Saturday I got to have lunch with my best friend Taylor.  We go to college about five hours apart and do not get to see each other often.  Since we were both home for thanksgiving, I was stoked to get to catch up with her. We exchanged stories of what has been going on in our lives and what the Lord has been up to.  I was venting to her about how I have realized that mercy (which stems into serving) is my most prevalent spiritual gift.  I explained to her that I have realized that it hurts when you care more about a person than they care about you; or a friendship, relationship, ministry, etc.  Taylor immediately responded, "Yeah, but doesn't that just make you more like God?  I mean, that's how He feels. He loves and cares about us so much, and we don't return the same affection."  


Can you say, "WOW!"   


That is seriously so friggin' good.  Here I am, wallowing in self-pity, when I really should be rejoicing because I am becoming more like Jesus. Jeez, I just want to punch myself sometimes for being such a dummy.  I am doing this Nazirite vow to be consecrated, to be set apart, to be made holy. I've been sitting around being depressed, and God is probably like, "Come on Case, snap out of it, I'm doing what you've been asking for, you just can't see it because you're too busy worrying about how messed up you are."  

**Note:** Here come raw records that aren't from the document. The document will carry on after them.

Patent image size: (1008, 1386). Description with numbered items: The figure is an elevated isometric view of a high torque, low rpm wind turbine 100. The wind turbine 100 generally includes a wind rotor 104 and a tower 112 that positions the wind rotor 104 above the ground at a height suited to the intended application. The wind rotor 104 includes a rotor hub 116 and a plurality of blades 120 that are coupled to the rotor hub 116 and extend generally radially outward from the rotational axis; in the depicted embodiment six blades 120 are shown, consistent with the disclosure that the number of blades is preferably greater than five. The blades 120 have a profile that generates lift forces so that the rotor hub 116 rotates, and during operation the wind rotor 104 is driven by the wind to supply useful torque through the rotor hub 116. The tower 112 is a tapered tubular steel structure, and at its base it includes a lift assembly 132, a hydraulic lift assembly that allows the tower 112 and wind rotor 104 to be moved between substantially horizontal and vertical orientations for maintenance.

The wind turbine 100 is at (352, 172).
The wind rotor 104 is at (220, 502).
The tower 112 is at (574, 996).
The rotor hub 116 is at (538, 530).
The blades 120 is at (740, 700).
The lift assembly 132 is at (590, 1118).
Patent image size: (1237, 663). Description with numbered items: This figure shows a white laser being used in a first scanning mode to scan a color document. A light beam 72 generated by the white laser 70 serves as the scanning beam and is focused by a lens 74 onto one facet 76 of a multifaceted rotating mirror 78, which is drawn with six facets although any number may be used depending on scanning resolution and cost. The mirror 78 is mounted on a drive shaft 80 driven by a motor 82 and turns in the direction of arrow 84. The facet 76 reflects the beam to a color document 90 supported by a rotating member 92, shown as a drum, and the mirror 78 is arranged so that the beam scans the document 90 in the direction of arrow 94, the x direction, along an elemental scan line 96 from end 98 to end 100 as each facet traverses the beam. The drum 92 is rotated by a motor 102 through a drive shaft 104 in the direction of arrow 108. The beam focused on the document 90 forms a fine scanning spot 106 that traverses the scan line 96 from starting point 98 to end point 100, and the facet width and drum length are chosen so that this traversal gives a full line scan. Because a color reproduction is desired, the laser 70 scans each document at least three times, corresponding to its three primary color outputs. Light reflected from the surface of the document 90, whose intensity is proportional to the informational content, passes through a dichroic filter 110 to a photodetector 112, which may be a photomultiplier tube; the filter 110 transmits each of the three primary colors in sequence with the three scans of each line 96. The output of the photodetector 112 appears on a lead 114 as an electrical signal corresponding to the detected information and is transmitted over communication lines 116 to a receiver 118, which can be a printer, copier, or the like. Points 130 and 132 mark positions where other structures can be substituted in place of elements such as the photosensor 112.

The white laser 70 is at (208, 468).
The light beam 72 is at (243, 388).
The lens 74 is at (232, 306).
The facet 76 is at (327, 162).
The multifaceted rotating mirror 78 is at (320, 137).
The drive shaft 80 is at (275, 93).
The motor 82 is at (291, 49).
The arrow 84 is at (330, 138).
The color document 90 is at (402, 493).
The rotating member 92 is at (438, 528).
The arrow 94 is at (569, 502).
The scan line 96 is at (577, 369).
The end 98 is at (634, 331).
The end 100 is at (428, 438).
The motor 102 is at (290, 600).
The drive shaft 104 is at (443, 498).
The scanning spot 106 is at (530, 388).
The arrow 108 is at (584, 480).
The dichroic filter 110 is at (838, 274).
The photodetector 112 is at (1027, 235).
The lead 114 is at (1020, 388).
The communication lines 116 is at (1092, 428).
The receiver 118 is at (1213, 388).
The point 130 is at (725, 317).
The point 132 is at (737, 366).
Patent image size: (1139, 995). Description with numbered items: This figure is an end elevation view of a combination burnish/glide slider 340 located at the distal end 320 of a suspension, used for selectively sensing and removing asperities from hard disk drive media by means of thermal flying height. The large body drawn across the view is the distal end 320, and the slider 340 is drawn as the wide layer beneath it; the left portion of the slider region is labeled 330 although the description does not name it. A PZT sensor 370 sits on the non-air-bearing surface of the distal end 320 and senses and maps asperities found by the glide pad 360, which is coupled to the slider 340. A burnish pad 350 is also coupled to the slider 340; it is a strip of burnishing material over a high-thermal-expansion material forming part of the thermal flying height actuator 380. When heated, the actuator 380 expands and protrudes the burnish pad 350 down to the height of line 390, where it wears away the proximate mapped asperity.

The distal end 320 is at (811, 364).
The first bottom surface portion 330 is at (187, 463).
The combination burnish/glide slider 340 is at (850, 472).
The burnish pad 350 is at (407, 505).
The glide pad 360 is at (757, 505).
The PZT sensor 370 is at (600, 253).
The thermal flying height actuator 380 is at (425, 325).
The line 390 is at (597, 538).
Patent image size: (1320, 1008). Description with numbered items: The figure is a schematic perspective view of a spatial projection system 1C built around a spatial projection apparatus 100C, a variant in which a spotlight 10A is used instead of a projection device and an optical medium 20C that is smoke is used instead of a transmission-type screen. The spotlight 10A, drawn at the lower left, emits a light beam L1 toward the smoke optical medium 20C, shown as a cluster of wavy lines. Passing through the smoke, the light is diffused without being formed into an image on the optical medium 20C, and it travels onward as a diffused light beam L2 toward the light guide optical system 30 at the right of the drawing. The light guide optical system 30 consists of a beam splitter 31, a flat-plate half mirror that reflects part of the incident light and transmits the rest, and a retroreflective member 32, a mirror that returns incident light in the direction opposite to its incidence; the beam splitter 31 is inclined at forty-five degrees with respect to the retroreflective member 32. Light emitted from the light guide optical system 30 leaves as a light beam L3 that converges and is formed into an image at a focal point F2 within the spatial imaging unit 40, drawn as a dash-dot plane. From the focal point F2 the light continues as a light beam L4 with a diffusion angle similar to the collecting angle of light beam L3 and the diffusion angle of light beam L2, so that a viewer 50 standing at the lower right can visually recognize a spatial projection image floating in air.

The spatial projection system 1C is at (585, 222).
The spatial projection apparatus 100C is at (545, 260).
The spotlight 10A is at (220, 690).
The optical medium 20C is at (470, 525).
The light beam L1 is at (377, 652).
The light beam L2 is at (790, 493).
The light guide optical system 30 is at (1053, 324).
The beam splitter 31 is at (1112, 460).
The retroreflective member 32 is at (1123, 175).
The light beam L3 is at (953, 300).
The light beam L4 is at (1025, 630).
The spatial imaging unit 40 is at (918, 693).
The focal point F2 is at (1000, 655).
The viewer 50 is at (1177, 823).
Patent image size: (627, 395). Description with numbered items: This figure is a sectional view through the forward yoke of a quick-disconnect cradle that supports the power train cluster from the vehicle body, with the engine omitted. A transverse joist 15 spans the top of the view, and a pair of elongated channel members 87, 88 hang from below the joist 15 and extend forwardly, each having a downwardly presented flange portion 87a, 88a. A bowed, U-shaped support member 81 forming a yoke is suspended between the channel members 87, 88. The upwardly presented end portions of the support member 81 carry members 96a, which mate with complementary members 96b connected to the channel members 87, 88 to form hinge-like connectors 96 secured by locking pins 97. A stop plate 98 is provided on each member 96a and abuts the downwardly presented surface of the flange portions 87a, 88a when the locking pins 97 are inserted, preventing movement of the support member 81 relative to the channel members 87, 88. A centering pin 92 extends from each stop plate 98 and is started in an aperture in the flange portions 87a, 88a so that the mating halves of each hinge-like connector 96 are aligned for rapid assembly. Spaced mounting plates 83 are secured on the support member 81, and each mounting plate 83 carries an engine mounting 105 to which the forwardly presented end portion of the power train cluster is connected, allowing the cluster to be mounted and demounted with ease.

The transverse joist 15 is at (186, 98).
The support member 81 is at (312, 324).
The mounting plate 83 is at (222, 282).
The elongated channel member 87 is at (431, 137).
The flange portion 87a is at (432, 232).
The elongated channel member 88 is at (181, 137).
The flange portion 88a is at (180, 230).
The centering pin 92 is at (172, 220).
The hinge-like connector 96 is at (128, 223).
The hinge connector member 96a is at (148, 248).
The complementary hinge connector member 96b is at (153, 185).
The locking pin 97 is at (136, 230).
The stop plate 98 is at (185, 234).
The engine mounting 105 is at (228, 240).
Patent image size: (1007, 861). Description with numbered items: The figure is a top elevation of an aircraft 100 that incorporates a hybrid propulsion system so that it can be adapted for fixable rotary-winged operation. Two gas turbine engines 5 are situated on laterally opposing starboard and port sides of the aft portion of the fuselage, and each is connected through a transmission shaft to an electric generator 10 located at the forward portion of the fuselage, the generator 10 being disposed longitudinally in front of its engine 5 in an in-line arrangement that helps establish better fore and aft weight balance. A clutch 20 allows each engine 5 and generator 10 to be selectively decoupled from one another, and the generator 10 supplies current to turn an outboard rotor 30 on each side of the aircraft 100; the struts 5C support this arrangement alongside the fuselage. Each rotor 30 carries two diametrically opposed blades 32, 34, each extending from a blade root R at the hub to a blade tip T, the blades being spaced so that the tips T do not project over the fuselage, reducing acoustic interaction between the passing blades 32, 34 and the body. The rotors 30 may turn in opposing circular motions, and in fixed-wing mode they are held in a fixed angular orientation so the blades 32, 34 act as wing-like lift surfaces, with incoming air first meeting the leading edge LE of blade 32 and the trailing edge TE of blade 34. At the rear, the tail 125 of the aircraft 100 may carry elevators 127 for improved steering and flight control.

It's funny, almost two months ago when I became a Nazirite, I expected to get so spiritually mature, wise, joyous, happy, consumed, etc.  I thought it would be easy.  Boy was I wrong.  Maybe for some Nazirite's it is easy, but for me, it is ROUGH.  I've questioned my faith a whole lot more in the last two months than ever before.  I've wanted to give up a whole lot in the last two months.  I've wanted to run away a whole lot in the last two months.  I've honestly prayed a lot less in the last two months.  I believe that I needed to be completely broken before God could begin to restore me and make me holy.  I think I needed to be burnt out to see how I cannot do it on my own.  I needed to get overwhelmed to lose my pride.  I needed to be broken in order to be made new.  However, all that to say, I'm still crumpled at the feet of Jesus, completely broken. And to be honest, if this means I'm becoming more like Jesus, I'm willing to stay in this place of brokenness.  Even though it hurts really bad and is extremely uncomfortable and monumentally lonely and doesn't make sense all the time.  Jesus was nailed to a cross, He definitely hurt.  He had no place to lay His head, so I'd assume He was rather uncomfortable.  The disciples wouldn't even stay awake long enough to pray for Him in Gethsemane, so I would imagine He felt loneliness.  


Here I am God.  I'm naked and broken, but I'm Yours.  Give me strength to become like You.  My love is EXTREMELY weak.  Change me in this weakness.